En terminologie, la notion est l’équivalent du concept (Condamines, 2003) (Biébow, 2004). Selon la terminologie traditionnelle, la notion préexiste aux termes, c’est-à-dire aux unités linguistiques qui la désignent. Les notions d’un domaine scientifique ou technique s’organisent en un ensemble structuré par des relations non linguistiques, le système notionnel, qui peut être « purifié », normé pour définir une norme. La langue serait alors le point d’entrée vers les connaissances. Cette école fait l’hypothèse de la monosémie des termes dans chaque domaine de spécialité. Le but de la terminologie est alors de rassembler, selon une démarche dite onomasiologique, les termes correspondant à une notion donnée par sa définition (normée). Le lien terme-concept est alors un lien univoque de référence.

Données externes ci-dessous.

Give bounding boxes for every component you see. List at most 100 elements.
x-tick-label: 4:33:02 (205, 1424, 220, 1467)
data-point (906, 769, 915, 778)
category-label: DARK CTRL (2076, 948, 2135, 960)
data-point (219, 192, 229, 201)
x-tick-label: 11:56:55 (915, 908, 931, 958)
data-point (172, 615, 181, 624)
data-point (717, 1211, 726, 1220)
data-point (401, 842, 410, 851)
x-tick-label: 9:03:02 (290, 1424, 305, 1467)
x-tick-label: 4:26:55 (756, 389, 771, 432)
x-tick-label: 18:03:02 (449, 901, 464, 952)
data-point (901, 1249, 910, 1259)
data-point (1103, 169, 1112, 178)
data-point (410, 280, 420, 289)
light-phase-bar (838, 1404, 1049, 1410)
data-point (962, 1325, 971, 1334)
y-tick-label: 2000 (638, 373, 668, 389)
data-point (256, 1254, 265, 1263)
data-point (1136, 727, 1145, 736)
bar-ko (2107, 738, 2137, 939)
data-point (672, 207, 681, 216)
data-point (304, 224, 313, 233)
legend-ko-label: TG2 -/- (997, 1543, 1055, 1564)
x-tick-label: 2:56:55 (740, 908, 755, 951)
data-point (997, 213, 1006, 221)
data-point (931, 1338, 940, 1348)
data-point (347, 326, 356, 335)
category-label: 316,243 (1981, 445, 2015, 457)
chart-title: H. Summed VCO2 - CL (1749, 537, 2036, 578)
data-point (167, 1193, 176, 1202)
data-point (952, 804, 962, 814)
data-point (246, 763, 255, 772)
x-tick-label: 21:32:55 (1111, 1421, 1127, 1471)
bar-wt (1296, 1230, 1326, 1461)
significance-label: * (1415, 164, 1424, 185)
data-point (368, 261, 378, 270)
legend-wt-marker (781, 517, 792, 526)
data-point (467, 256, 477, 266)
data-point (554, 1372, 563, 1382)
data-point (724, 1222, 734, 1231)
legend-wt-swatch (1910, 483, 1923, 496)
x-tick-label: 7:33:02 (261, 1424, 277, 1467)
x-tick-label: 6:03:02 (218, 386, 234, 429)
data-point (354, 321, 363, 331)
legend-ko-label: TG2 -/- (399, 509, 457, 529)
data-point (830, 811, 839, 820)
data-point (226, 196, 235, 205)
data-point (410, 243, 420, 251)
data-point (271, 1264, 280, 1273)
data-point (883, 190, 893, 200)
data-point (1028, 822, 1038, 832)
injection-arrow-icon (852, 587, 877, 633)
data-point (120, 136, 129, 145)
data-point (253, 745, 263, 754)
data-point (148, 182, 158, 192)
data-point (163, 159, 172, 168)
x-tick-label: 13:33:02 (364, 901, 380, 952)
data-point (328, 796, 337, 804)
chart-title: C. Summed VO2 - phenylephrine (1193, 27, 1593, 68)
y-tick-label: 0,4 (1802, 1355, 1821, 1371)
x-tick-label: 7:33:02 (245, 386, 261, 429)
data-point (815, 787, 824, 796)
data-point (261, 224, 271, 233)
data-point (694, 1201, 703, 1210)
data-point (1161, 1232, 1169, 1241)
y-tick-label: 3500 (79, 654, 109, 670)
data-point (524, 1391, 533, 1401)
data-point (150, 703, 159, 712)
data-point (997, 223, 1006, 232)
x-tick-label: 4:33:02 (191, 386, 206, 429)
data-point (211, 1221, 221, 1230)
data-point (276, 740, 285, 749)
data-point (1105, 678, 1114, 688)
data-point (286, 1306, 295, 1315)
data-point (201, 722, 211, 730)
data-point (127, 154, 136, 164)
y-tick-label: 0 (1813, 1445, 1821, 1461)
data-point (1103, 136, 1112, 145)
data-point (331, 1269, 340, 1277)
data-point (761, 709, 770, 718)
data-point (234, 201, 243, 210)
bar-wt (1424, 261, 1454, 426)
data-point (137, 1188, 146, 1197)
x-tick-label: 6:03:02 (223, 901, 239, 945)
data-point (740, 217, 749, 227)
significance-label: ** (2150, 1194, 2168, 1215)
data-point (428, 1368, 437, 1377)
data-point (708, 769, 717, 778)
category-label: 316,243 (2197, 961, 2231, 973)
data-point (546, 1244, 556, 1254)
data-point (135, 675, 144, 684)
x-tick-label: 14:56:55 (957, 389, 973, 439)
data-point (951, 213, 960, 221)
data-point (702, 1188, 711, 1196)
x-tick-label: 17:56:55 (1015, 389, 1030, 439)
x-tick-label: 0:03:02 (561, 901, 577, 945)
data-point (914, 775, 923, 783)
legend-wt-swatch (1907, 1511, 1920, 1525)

Les pratiques terminologiques autant que l’évolution de la théorie terminologique remettent en question cette vision. La démarche terminologique partant de textes se déroule dans le sens inverse, selon une démarche sémasiologique : partant de manifestations linguistiques, on identifie et définit des concepts. À ce moment-là, le sens est construit à partir de l’interprétation des occurrences du mot en contexte. Puis il est normé (ce qui revient à établir une convention, une norme) et normalisé (restreint pour être adapté à l’application qui va l’utiliser). Rastier parle de sens normé et non de signifié normé pour bien souligner le caractère contextuel de cette construction, liée aux occurrences observées en corpus, alors que le signifié aurait un statut indépendant du corpus (Biébow, 2004).

terminologiques et ontologiques

Le statut du concept du point de vue de la linguistique est plus complexe : il prend tantôt la place du signifié, tantôt celle d’entités générales, universelles, préexistant aux termes (Condamines, 2004). Le concept permet entre autres de rendre compte de phénomènes comme la polysémie. A.

Condamines considère qu’il n’y a concept que si la normaison (définition de la norme) peut s’appuyer sur des régularités d’usage des signes linguistiques et si l’on dispose de critères pour conférer à ces signes un statut particulier. Dans le cadre d’analyse de corpus spécialisés, les concepts ne sont pas préexistants mais construits, et les manifestations linguistiques à partir desquelles ils sont établis ont en commun des caractéristiques liées à la situation d’énonciation.

D’une certaine façon, créer des concepts est un acte de définition, de maîtrise du sens. Dans ce même esprit, les manifestations linguistiques observées ne prennent le statut de termes qu’après avoir effectué cette définition.